Y remata: “Me parece muy importante el estado de derecho, es un tema crucial, porque eso sí puede tener efectos inmediatos en nuevos proyectos y la participación del sector privado. El Tren Maya y la refinería de Dos Bocas, por muchos empleos que generen, no son suficientes. El Estado genera hasta 15% de los empleos cuando mucho, pero el 85% restante lo genera el sector privado. Si éste no está invirtiendo, estamos en un problema serio”.

–¿El gasto social será suficiente para darle la vuelta a la crisis? –se le cuestiona a De la Cruz.

–El gasto social no va a poder contener ni siquiera lo que ya existía de rezago social y mucho menos lo que se está generando. Porque no sabemos de qué magnitud va a ser la afectación en el mercado laboral y en el desarrollo social. Y en segundo lugar las finanzas públicas se encuentran seriamente comprometidas por los menores ingresos y la necesidad de un mayor gasto sin recurrir a deuda. Las restricciones de finanzas públicas van aumentando. En ese sentido creo que lo que se debería tener muy claro es que el gasto social no va a ser la catapulta para desarrollarnos y entonces, por lo mismo, urge contar con un modelo económico que fundamente el desarrollo social en el crecimiento.

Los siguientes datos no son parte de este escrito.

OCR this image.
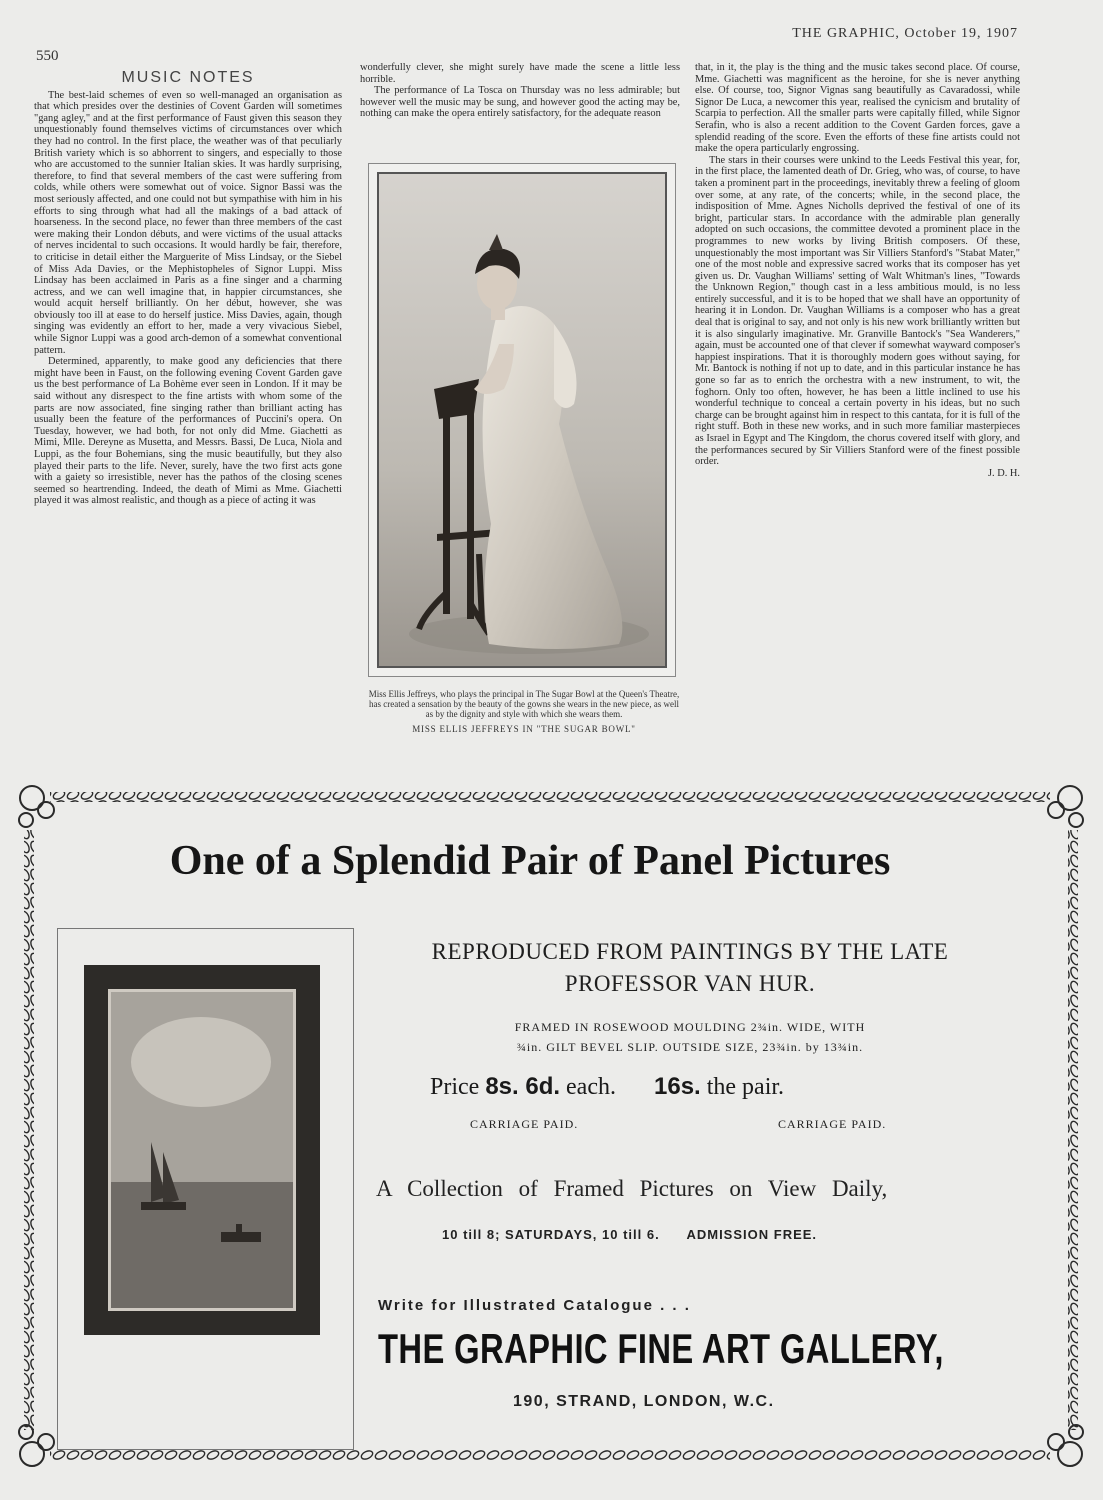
THE GRAPHIC, October 19, 1907
550
MUSIC NOTES

The best-laid schemes of even so well-managed an organisation as that which presides over the destinies of Covent Garden will sometimes "gang agley," and at the first performance of Faust given this season they unquestionably found themselves victims of circumstances over which they had no control. In the first place, the weather was of that peculiarly British variety which is so abhorrent to singers, and especially to those who are accustomed to the sunnier Italian skies. It was hardly surprising, therefore, to find that several members of the cast were suffering from colds, while others were somewhat out of voice. Signor Bassi was the most seriously affected, and one could not but sympathise with him in his efforts to sing through what had all the makings of a bad attack of hoarseness. In the second place, no fewer than three members of the cast were making their London débuts, and were victims of the usual attacks of nerves incidental to such occasions. It would hardly be fair, therefore, to criticise in detail either the Marguerite of Miss Lindsay, or the Siebel of Miss Ada Davies, or the Mephistopheles of Signor Luppi. Miss Lindsay has been acclaimed in Paris as a fine singer and a charming actress, and we can well imagine that, in happier circumstances, she would acquit herself brilliantly. On her début, however, she was obviously too ill at ease to do herself justice. Miss Davies, again, though singing was evidently an effort to her, made a very vivacious Siebel, while Signor Luppi was a good arch-demon of a somewhat conventional pattern.

Determined, apparently, to make good any deficiencies that there might have been in Faust, on the following evening Covent Garden gave us the best performance of La Bohème ever seen in London. If it may be said without any disrespect to the fine artists with whom some of the parts are now associated, fine singing rather than brilliant acting has usually been the feature of the performances of Puccini's opera. On Tuesday, however, we had both, for not only did Mme. Giachetti as Mimi, Mlle. Dereyne as Musetta, and Messrs. Bassi, De Luca, Niola and Luppi, as the four Bohemians, sing the music beautifully, but they also played their parts to the life. Never, surely, have the two first acts gone with a gaiety so irresistible, never has the pathos of the closing scenes seemed so heartrending. Indeed, the death of Mimi as Mme. Giachetti played it was almost realistic, and though as a piece of acting it was

wonderfully clever, she might surely have made the scene a little less horrible.

The performance of La Tosca on Thursday was no less admirable; but however well the music may be sung, and however good the acting may be, nothing can make the opera entirely satisfactory, for the adequate reason

Miss Ellis Jeffreys, who plays the principal in The Sugar Bowl at the Queen's Theatre, has created a sensation by the beauty of the gowns she wears in the new piece, as well as by the dignity and style with which she wears them.
MISS ELLIS JEFFREYS IN "THE SUGAR BOWL"

that, in it, the play is the thing and the music takes second place. Of course, Mme. Giachetti was magnificent as the heroine, for she is never anything else. Of course, too, Signor Vignas sang beautifully as Cavaradossi, while Signor De Luca, a newcomer this year, realised the cynicism and brutality of Scarpia to perfection. All the smaller parts were capitally filled, while Signor Serafin, who is also a recent addition to the Covent Garden forces, gave a splendid reading of the score. Even the efforts of these fine artists could not make the opera particularly engrossing.

The stars in their courses were unkind to the Leeds Festival this year, for, in the first place, the lamented death of Dr. Grieg, who was, of course, to have taken a prominent part in the proceedings, inevitably threw a feeling of gloom over some, at any rate, of the concerts; while, in the second place, the indisposition of Mme. Agnes Nicholls deprived the festival of one of its bright, particular stars. In accordance with the admirable plan generally adopted on such occasions, the committee devoted a prominent place in the programmes to new works by living British composers. Of these, unquestionably the most important was Sir Villiers Stanford's "Stabat Mater," one of the most noble and expressive sacred works that its composer has yet given us. Dr. Vaughan Williams' setting of Walt Whitman's lines, "Towards the Unknown Region," though cast in a less ambitious mould, is no less entirely successful, and it is to be hoped that we shall have an opportunity of hearing it in London. Dr. Vaughan Williams is a composer who has a great deal that is original to say, and not only is his new work brilliantly written but it is also singularly imaginative. Mr. Granville Bantock's "Sea Wanderers," again, must be accounted one of that clever if somewhat wayward composer's happiest inspirations. That it is thoroughly modern goes without saying, for Mr. Bantock is nothing if not up to date, and in this particular instance he has gone so far as to enrich the orchestra with a new instrument, to wit, the foghorn. Only too often, however, he has been a little inclined to use his wonderful technique to conceal a certain poverty in his ideas, but no such charge can be brought against him in respect to this cantata, for it is full of the right stuff. Both in these new works, and in such more familiar masterpieces as Israel in Egypt and The Kingdom, the chorus covered itself with glory, and the performances secured by Sir Villiers Stanford were of the finest possible order.

J. D. H.
One of a Splendid Pair of Panel Pictures
REPRODUCED FROM PAINTINGS BY THE LATE
PROFESSOR VAN HUR.
FRAMED IN ROSEWOOD MOULDING 2¾in. WIDE, WITH
¾in. GILT BEVEL SLIP. OUTSIDE SIZE, 23¾in. by 13¾in.
Price 8s. 6d. each. 16s. the pair.
CARRIAGE PAID.	CARRIAGE PAID.
A Collection of Framed Pictures on View Daily,
10 till 8; SATURDAYS, 10 till 6. ADMISSION FREE.
Write for Illustrated Catalogue . . .
THE GRAPHIC FINE ART GALLERY,
190, STRAND, LONDON, W.C.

–¿Se debió hacer una reforma fiscal iniciando el gobierno de López Obrador? 

–Yo creo que si la apuesta era a no hacer la reforma fiscal al inicio, se debió entonces haber priorizado el crecimiento económico. Si no se generó crecimiento, la opción era mantener la inercia de crecimiento por lo menos dos años y medio para que se sentaran las bases y un aterrizaje suave de la nueva administración. Pero eso no ocurrió. La otra opción era desde el inicio, aprovechando el bono político, hacer la reforma y que en estos momentos el gobierno ya contara con un nuevo entramado fiscal que le pudiera garantizar ciertos recursos adicionales.

Sin embargo, acota, “hay que mencionar de todos modos que la caída del precio del petróleo habría afectado esa arquitectura. La recesión también habría vulnerado los ingresos tributarios, porque si no hay economía no hay crecimiento y los impuestos que se pagan también son menores”.